What is a Known Error Database (KEDB) and how do I build one in SharePoint?

A KEDB is a repository of documented problems with known root causes and workarounds. Build it as a SharePoint list with columns for Error ID, Problem Link (lookup), Root Cause Description, Workaround Steps, Permanent Fix Status, Affected Services, and Last Updated. Enable full-text search and create views by service category so service desk agents can quickly find workarounds during incident triage.

How do I integrate SharePoint problem management with Microsoft Teams?

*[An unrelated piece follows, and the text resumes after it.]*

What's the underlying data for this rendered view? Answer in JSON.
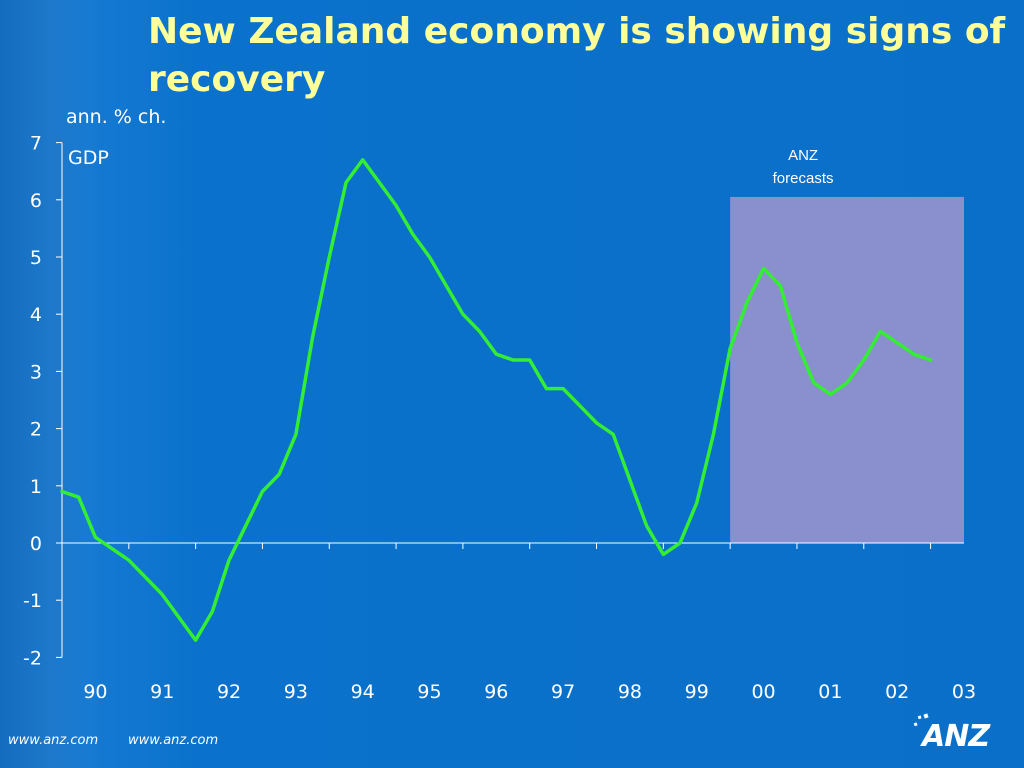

Add SharePoint lists as tabs in Teams channels dedicated to IT operations. Configure Power Automate to post adaptive cards in Teams when new problems are created or escalated. Use Teams meetings for RCA sessions with automatic meeting notes saved to the problem's associated document library. Pin the KEDB as a tab for quick service desk access during incident handling.

What metrics should I track for problem management?

Key problem management KPIs include: number of open problems by priority, mean time to identify root cause (MTTRC), mean time to resolve (MTTR), percentage of incidents linked to known errors, problem recurrence rate, percentage of problems resolved within SLA, and number of proactive problems identified before incidents occurred. Use Power BI connected to SharePoint lists to visualize these metrics.